Beijing has a global footprint now, a consequence of its booming domestic growth and breakneck international expansion. And decisions that once were made on purely parochial grounds — like censoring Web sites, protecting the interests of its state-owned companies and restricting the flow of foreign news and entertainment into China — now have international ramifications.
“This is a country in the middle of a big transition in its global role,” said Kenneth Lieberthal, a veteran China analyst now at the Brookings Institution. “They’ve always looked in the past to what’s good for China, and they still do. But for the first time, added to that is the consideration that they’re in the position of being rule-makers, not just rule-takers.”
China’s leaders, he said, “are just beginning to learn how to handle that.”
Consider the following: Since late May, Beijing’s Industry and Information Technology Ministry had more or less insisted that so-called anti-pornography software, called Green Dam-Youth Escort, would eventually be packaged with every newly purchased computer.
On Thursday, the ministry backed down, calling the requirement a “misunderstanding” spawned by badly written rules. Officials offered no other explanation, but the retreat followed weeks of protests by outsiders — from foreign computer makers to foreign governments to foreign corporate branch offices — that said the software stifled free speech, compromised corporate security and threatened computers’ stability.
Computers are not the only example.
This week, the World Trade Organization told Beijing that it could no longer force providers of American books, music and films to distribute their goods through a local partner. Foreign companies saw that rule as an impediment to reaching a broad Chinese audience with their products. The Chinese market is flooded with pirated CDs and DVDs whose contents’ creators receive no money.
The Chinese legally may appeal the decision, but the foreign minister, Yang Jiechi, indicated in a Geneva speech that simply ignoring it was not an option. China worked for years to join the global trading system and is bound, as much as other nations are, by its rules.
“China will never seek to advance its interests at the expense of others,” Mr. Yang said, according to Reuters.
Similarly, Chinese prosecutors appeared this week to retreat from earlier statements that they would prosecute employees of Rio Tinto as spies for stealing state secrets.
While the espionage allegations were not spelled out, they were apparently related to delicate commercial negotiations over the price of China’s imports of iron ore for its steel mills.

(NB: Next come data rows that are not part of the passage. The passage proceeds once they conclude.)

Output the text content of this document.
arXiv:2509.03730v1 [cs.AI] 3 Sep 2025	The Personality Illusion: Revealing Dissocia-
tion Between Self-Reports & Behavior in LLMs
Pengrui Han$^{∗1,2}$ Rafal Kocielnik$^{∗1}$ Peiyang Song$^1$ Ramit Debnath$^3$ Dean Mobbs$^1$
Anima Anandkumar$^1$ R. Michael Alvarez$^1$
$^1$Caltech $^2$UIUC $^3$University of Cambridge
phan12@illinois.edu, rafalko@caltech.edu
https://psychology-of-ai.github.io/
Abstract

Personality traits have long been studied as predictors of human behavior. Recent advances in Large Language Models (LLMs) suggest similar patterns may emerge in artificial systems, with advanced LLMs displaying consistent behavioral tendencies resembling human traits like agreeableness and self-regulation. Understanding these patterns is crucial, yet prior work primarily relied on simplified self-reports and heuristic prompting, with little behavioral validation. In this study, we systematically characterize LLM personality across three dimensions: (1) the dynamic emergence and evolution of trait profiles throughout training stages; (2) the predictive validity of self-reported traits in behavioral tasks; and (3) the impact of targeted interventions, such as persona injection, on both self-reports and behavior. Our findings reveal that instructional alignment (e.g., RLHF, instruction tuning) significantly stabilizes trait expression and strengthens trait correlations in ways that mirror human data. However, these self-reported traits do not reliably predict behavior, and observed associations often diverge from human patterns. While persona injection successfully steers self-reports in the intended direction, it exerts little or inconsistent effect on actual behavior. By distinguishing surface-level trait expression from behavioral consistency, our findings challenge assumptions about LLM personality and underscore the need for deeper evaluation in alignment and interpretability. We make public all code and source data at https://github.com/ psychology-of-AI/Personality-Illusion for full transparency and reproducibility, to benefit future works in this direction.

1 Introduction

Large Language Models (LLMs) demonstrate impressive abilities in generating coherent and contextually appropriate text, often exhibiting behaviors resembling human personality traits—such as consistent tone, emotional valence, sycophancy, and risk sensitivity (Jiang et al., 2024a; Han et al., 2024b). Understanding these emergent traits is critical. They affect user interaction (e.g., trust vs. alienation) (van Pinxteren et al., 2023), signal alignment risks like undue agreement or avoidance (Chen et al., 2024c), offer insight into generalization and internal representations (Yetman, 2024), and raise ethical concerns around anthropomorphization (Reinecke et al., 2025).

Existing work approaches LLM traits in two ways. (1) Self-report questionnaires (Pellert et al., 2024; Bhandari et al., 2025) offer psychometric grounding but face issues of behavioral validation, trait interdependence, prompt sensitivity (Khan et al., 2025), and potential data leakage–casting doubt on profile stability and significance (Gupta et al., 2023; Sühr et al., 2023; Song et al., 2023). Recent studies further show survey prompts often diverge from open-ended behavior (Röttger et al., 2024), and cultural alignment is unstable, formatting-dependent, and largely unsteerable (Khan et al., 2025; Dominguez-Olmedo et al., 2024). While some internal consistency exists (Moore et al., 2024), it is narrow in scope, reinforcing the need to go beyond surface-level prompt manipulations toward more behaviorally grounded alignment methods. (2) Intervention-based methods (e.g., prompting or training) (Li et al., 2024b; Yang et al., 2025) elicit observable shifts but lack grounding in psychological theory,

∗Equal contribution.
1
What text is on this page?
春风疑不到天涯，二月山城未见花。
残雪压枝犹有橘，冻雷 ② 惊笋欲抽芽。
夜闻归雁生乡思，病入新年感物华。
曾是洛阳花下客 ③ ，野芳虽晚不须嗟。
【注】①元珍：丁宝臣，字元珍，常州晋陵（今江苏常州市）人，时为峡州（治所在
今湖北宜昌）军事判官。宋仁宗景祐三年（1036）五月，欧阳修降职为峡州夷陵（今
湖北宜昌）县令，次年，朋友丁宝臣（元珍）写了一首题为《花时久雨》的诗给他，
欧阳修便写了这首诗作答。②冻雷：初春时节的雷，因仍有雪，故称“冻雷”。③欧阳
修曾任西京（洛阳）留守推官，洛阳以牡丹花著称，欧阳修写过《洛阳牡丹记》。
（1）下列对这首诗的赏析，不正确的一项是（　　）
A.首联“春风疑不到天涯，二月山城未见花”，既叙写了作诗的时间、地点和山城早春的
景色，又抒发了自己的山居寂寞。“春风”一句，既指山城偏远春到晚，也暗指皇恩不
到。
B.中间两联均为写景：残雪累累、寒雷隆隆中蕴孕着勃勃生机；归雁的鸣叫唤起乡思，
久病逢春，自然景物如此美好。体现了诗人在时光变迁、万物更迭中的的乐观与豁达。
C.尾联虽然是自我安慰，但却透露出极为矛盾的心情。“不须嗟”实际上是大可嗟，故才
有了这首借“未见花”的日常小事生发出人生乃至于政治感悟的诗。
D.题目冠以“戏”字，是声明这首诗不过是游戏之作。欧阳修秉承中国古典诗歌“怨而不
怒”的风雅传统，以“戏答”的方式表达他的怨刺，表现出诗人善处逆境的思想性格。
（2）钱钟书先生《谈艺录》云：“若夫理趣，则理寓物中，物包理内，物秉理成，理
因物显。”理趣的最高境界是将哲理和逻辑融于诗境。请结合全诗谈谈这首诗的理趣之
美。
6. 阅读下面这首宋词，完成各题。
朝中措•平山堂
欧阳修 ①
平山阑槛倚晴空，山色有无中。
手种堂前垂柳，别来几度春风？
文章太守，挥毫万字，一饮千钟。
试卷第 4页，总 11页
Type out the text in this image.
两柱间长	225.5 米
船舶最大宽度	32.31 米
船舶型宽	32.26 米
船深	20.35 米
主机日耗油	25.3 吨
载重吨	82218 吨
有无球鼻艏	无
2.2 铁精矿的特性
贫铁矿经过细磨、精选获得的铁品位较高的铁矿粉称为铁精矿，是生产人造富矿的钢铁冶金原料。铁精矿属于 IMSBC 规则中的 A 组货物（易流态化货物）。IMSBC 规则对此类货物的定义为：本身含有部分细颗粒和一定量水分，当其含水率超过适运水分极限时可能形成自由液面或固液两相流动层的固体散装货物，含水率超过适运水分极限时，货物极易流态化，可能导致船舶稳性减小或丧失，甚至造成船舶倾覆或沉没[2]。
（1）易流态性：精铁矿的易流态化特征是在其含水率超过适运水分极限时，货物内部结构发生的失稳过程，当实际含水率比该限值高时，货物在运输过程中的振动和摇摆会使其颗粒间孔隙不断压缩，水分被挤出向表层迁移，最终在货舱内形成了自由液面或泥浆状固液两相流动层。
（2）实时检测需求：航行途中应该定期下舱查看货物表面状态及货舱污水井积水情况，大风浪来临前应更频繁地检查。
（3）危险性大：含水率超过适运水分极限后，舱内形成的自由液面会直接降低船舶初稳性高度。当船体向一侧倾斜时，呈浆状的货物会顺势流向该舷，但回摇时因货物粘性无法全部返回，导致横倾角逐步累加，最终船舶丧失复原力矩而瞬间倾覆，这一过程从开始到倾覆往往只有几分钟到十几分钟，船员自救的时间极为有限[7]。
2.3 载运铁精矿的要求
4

Rio Tinto executives have strongly denied the accusations, and both the United States and Australia said China’s actions could have both business and diplomatic repercussions.
While the Rio Tinto employees still face lesser charges of bribery and theft of trade secrets, the espionage threats stirred broad unease among foreign companies operating in China, which feared that they could face persecution and closed-door trials for engaging in what much of the world would regard as bare-knuckle business tactics.
Yet whether such instances represent trends or exceptions — or neither — remains a matter of some debate.
Increasingly, many experts say, Chinese officials appear to be aware that their actions have far broader ramifications than they might have had even a few years ago.
“Fifteen years ago, the mantra in China was, ‘We’re the victims of a system that’s stacked against us,’ ” said James V. Feinerman, an expert on Chinese law and policy at Georgetown University in Washington.
China’s entry into the world trading system, he said, is slowly helping to change the nation’s view of itself from that of an outsider to an insider with a stake in the global system’s success.
Other experts note, however, that what outsiders see as carefully calculated policy changes may in fact be nothing of the sort.
The government’s decision to install censorship software on computers — and its subsequent reversal — is but one example, they say; the original proposal was probably pushed by a government clique that found itself outflanked once Internet users and foreign corporations began objecting to the plan.
“Is China susceptible to international pressure? Of course it is,” said Charles Freeman, a leading China scholar at the Center for Strategic and International Studies in Washington.
“China does have international interests, and they are impacted by what it does domestically,” he said. “There’s a constant battle between agencies over how much political capital to expend on international issues against domestic interests.”
In any case, few experts are willing to stake their reputations on a prediction that Beijing’s recent softening of some positions signifies a strong trend.
To the contrary, Mr. Feinerman said, China had undergone “a real pushback” in the last five years on some fronts, reasserting political dogma in some areas where commercial norms and the rule of law had begun to have more sway.
And Jonathan Hecht, an expert on Chinese law at Yale University’s China Law Center, said that developments in China should be viewed against a history of great leaps forward on such matters, followed by equally great retreats.
“I’ve given up predicting long-term trends,” he said.